I must also admit that I was quite surprised to hear that he was actually awarded the job of speaker. Not, mind you, because I didn't think he had something good to say or because I didn't think he'd do an excellent job. Mainly, I thought he wouldn't get it because I know my brother, and I know how most schools work. Gregory is funny, witty, and often irreverent. He's not sentimental and would not be giving the type of "look at all we accomplished, I love everyone so much, nothing will ever be greater than this" speech that many administrators want. In the end, I was wrong about the school. I was right about Gregory, however...he was funny, witty, and irreverent. And his delivery was great. I was most impressed. And I heard many compliments throughout the day I suggest you go visit his blog to watch the speech.

He's headed to Chicago for the summer to work for a firm that does architectural forensics (intriguing, isn't it?) and then to Ball State in the fall to start work on his master's degree. When that first day of class rolls around, I'll have two brothers who are officially more educated than I am. Damn, I have smart siblings!

Anyhow, it was a fun weekend, and I just wanted to say one more time...Way to go, Gregory!

Monday, May 14, 2007

A Mother's Day Tribute

In honor of Mother's Day and my own very special mom, I wrote this essay which appeared in the Christian Science Monitor on May 10, which also happens to be my mom's birthday.

Sunday, May 06, 2007

Derby 133

It's been eight years since I've been in Louisville for Derby or even, for that matter, participated in any Derby festivities. During college, Derby always fell during exams, and in the places I've lived since college, it isn't quite the big deal that it is in Louisville. But this year I'd had enough of just turning on the TV for the two minutes and some odd seconds that it takes to crown a Derby champion, so Jeff and I threw a Derby party.
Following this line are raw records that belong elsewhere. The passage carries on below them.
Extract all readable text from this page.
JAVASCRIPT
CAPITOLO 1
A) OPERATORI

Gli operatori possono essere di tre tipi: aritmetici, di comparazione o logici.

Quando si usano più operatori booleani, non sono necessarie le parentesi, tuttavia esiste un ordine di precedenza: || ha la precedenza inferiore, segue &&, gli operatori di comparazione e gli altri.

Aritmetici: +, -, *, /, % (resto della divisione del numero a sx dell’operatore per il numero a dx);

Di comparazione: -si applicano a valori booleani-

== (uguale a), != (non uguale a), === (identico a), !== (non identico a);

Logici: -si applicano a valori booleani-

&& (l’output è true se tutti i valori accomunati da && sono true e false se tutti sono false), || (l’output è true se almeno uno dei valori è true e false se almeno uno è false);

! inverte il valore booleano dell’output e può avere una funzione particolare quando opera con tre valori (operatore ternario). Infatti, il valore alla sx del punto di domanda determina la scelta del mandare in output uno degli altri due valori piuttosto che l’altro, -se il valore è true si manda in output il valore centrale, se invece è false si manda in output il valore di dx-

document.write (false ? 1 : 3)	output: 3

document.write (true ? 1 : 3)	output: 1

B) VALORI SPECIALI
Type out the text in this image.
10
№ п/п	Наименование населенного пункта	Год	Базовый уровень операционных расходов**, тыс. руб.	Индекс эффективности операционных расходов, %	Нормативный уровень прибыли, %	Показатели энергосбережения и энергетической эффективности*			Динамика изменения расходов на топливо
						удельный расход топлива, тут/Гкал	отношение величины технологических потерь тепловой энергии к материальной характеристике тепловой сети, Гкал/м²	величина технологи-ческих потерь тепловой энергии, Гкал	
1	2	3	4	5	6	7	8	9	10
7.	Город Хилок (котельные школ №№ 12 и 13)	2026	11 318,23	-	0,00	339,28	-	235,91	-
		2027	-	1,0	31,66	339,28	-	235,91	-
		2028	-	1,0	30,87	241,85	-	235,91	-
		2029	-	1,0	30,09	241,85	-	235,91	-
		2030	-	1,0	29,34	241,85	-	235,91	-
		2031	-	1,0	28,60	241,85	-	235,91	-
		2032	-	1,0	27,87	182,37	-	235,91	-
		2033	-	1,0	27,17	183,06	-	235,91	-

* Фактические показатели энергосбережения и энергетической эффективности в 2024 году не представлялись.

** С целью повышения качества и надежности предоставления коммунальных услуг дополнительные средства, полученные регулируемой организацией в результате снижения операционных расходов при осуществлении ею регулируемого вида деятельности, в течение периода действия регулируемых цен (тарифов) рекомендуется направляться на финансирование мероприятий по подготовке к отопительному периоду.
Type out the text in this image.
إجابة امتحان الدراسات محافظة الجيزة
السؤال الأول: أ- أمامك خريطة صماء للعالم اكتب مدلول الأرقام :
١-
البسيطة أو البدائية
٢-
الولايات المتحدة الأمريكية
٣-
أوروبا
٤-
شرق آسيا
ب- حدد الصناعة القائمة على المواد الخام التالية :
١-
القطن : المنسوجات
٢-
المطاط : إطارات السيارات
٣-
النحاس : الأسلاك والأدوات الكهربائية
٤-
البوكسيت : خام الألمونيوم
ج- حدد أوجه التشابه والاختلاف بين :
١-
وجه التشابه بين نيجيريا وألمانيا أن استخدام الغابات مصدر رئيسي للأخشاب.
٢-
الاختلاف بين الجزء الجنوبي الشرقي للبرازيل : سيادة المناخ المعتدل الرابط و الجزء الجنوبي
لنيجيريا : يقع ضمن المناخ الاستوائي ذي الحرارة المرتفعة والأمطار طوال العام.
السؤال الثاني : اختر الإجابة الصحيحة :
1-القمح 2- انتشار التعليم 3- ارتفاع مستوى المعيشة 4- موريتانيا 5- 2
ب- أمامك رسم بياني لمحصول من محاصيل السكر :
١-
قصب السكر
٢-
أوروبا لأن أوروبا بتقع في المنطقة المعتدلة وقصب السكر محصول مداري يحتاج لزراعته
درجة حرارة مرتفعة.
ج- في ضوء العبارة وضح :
Despite weather that wasn't as nice as we had hoped (cloudy and grey with temps maybe in the low 60s) and that thus kept everyone inside and not as mobile, we had a good time. Some people got their first taste of Derby and others were reacquainted with it. We had jackpots, trivia, and lots of food. I was off on Friday, so I spent the day cooking up a Southern feast. I thought everything turned out pretty good, and I guess our guests agreed as most of the stuff was gone by the end of the day. The menu included:

Cheese Tray (Goat Cheese, Brie, and Smoked Gouda)
Veggie Tray
Mini Hot Browns (I used rye and cut each slice into 3 to make them mini)
Chicken Salad on Cucumbers
Ham on Biscuits
Benedictine Tea Sandwiches
Deviled Eggs (1/2 Plain, 1/2 with Bacon & Scallions)
Stuffed Cherry Tomatoes (Bacon, Scallions, & either feta or goat cheese)
Derby Pie (my mom's recipe)
Bourbon Balls (courtesy of Kelly)

And thanks to my mom, we had plenty of authentic Derby decorations.

I invited people to wear either Millionaire's Row or Infield attire, and I was pleasantly surprised by all the fancy outfits...dresses and hats for the girls and button-ups for the boys. It was a fun chance to dress up.

You can check out my sweet hat in this photo.

Anyhow, I hope everyone out there had a fun time celebrating Derby and maybe even picked the winner and won a few bucks in the process.